Dean felt himself swaying and had to move close to a wall for support. They'd been in Lawrence over two months and he'd almost made himself forget that everything had started here. That their father had had a business here. He'd not even allowed himself to drive over to their old street after Mia helped him replace the Impala's windshield last week.

Stull had to be the end of it. The end of that destiny. The end of his family being haunted by a past that all-but consumed every one of them.

"Mike gave me some tools his old partner had left behind," Mason continued. "They've worn out since then, been replaced, but…I started this garage with them." He looked over at Dean. "They were your father's, weren't they?"

Dean could only nod.

"Thought so," Mason replied. "Took me about a week to place where I'd heard that name. Winchester. Thought it was from a movie or TV show my girl makes me watch with her. Wasn't until I saw you working on that Chevy with Mia that it hit me. Even with a bum hand, you're a natural with cars, kid."

Dean stared at the big man, watching as his blue eyes skidded across the surfaces surrounding them, landing on nothing.

"That night…it just clicked. Mike Guenther's old partner was Winchester. Had two boys. Told some crazy stories about…," he swallowed, looking at the floor, "demons. And stuff."

Dean simply watched him.

"So, I talked to Kirby," Mason continued. "After I got my sister's email, well, I kinda had to." He looked up at Dean then. "That's what you do, isn't it? Go after demons?"

"And stuff," Dean replied.

"Yeah, well," Mason dragged a hand down his face. "Seen some of that…stuff…in town over the years. Makes you question everything you thought you knew."

"The truth'll do that," Dean replied, wishing with every cell in his body that Sam were standing next to him, hearing this.

"That's what's in Tommy's house? Hurt his grandma?"

"I think so," Dean told him. "I can't be sure until I check it out."

Mason seemed to chew on the side of his cheek as he contemplated his reply. "Well, you ain't going in there to check anything out until you can get in the ring with Apollo Creed," he told him.

At that Dean frowned. "Mason, I don't think-"

"Aw, don't look so panicky, kid," Mason waved at him, some of the light returning to his eyes. "I'm not actually putting you in a boxing ring. Gonna make you work a heavy bag is all."

"'Kay," Dean nodded. He looked down at his hand. "Don't know how I'm gonna get a boxing glove on, though."

Mason chewed his lip, stepping closer. He took Dean's hand and touched the tip of his fingers. "Can you move 'em?"

"A little," Dean said, illustrating.

"It hurt when someone bends 'em for you?"

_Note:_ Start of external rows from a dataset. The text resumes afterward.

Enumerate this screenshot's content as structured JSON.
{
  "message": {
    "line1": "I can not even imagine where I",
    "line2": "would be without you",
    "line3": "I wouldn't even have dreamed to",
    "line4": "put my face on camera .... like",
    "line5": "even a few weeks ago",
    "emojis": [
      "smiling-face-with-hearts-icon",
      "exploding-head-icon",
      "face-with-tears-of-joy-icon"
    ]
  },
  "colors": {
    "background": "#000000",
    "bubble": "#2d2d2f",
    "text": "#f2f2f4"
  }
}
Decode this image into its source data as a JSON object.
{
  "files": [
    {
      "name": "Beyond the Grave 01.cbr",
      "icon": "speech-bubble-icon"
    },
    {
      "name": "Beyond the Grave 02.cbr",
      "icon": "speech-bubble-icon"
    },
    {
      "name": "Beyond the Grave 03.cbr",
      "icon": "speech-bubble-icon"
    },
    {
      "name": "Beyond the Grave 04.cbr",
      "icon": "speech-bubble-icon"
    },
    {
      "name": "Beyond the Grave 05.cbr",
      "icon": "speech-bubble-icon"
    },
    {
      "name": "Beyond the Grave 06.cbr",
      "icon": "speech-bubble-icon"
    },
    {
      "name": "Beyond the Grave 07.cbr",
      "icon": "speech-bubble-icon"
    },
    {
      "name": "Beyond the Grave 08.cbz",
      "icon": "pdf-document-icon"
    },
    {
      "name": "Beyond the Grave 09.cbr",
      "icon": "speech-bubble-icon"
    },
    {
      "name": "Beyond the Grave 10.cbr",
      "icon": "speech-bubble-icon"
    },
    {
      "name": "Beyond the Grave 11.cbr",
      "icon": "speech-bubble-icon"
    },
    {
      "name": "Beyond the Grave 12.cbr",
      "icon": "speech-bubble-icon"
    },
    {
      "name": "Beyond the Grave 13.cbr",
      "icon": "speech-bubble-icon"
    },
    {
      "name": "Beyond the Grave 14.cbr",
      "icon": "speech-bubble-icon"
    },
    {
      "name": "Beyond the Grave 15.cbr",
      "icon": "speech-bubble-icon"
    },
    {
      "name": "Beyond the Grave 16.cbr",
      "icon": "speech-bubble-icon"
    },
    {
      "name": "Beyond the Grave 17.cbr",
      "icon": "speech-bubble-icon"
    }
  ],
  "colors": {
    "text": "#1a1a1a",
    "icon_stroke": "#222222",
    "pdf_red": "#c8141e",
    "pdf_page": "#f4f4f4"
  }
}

Dean nodded, grateful when Mason didn't test the theory. He didn't need to be crushing any glass in his hand today.

"Well, we'll just see what happens," Mason said. "Need to work on your left hand more anyway."

It had been over a week since his fight with Sam. His promise to his brother that he'd try to live a normal life sat like a lead weight in his stomach. He didn't want to let Sam down, but the problem with that promise - the one he'd made just to get that damn heartbroken look out of Sam's eyes - was that he didn't know how.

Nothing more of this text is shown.